Mitt Romney

 

Awhile back, as Mitt Romney's history with Bain Capital was making headlines, I reflected on the fact that understanding private equity as us-versus-them is a simplistic and dangerous model. Mitt might have made a killing in the industry, but the fuel for that fire comes from you and me. Those are tax dollars at work: if you live in a state, and that state has a pension plan, you're probably some small piece of the leverage in the leveraged buyout. But don't take it from me, take it from a private equity professional:

Finally, Mr. Levy said the conversation in South Carolina and the nation about private equity business is missing a crucial point. “I work for you,” he said. “Look, I’m investing the money for Colorado teachers, Colorado firemen,” he continued, “New Jersey civil servants, Montana, Missouri, New York State teachers, Oregon, Washington; that’s who the investors are, and I don’t think that’s really gotten through very clearly.”

I also noted the very difficult mountain of irony Romney has to climb: he made his living from the use of debt, and as a Republican he has to run on the platform that debt is bad. And I'm heartened to see I wasn't alone:

And, even as the G.O.P. continues to inveigh against the perils of deficits, the implicit message it’ll send by nominating Romney is quite different: Debt for me, but not for thee.

This is not to say that taxpayers aren't victims too:

As if this weren’t galling enough, taxpayers are left on the hook. Interest payments on all that debt are tax-deductible; when pensions are dumped, a federal agency called the Pension Benefit Guaranty Corporation picks up the tab; and the money that the dealmakers earn is taxed at a much lower rate than normal income would be, thanks to the so-called “carried interest” loophole. The money that Mitt Romney made when he was at Bain Capital was compensation for his (apparently excellent) work, but, instead of being taxed as income, it was taxed as a capital gain. It’s a very cozy arrangement.

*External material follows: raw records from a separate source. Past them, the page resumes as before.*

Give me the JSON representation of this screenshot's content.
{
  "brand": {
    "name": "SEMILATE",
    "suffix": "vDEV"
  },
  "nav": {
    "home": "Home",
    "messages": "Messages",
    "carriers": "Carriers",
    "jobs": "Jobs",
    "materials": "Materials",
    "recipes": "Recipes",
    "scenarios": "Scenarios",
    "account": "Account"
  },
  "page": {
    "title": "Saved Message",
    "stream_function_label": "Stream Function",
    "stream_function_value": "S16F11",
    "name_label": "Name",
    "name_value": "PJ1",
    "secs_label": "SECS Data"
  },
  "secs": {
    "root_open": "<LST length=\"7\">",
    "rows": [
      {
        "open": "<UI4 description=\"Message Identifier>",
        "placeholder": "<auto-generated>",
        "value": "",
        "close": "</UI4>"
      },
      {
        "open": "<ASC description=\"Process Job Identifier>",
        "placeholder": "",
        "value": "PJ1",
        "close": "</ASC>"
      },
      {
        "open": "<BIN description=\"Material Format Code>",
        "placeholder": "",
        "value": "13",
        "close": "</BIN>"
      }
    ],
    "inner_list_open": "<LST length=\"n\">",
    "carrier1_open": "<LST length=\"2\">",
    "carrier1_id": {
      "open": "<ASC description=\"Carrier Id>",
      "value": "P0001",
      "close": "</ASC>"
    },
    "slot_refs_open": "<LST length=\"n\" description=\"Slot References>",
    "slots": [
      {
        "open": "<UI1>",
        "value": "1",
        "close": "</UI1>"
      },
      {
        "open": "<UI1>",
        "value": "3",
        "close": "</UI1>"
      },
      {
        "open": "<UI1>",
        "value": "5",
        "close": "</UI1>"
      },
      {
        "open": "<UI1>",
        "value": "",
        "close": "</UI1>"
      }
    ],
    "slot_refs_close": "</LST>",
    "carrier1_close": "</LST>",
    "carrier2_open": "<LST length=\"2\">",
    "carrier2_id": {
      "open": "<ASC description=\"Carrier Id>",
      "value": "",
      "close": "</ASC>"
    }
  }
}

Even more irony: pension plans provide a lot of the backing that gets pension plans dumped in post-M&A bankruptcies. I know we don't have referenda on how pension funds are invested, but on some level, at least, we're doing this to ourselves. This has mostly been Mitt's problem so far (via)

Coverage of Romney’s wealth, corporate history, and partially released tax situation coincided with, and almost certainly caused, a collapse in his support with white voters with income under $50,000. Republicans have enjoyed great success attracting downscale whites in recent years, but that success has hinged in part on things like not nominating standard-bearers who epitomize everything blue-collar whites distrust about their party.

But Bloomberg, in a piece entitled "Pension Funds Get Queasy Over Private Equity," has an interesting data point:

Public and private pension funds in the U.S. provide 42 percent of the capital for all private equity investments, according to the Private Equity Growth Capital Council in Washington. Public employee pension funds, which must answer to ordinary workers, are sensitive to protracted debates about managers’ compensation and whether buyouts create value and jobs, says one official who asked not to be named because he wasn’t authorized to speak on the topic. “The political attacks against Romney and Bain will definitely come up when firms pitch us their new funds,” says William R. Atwood, executive director of the Illinois State Board of Investment, which oversees $10.4 billion in pension funds. “You’d be crazy not to bring it up.” The Illinois pension board had $621.3 million, or 6 percent of its assets, in private equity as of Dec. 31, according to its website.

As Suzy Khimm points out, it puts pension funds in a tough place—private equity might be politically unpopular, or at least everyone's finally noticed the problematic nature of private equity, but what's also unpopular are wildly underfunded pension funds, many of which collapsed during the recession. And private equity is one way to catch up.

The investment of pension funds lies at the end of a Rube Goldberg machine of politics, one that makes it hard for voters to push the needle. But thanks to Mitt Romney, we're at least having the discussion.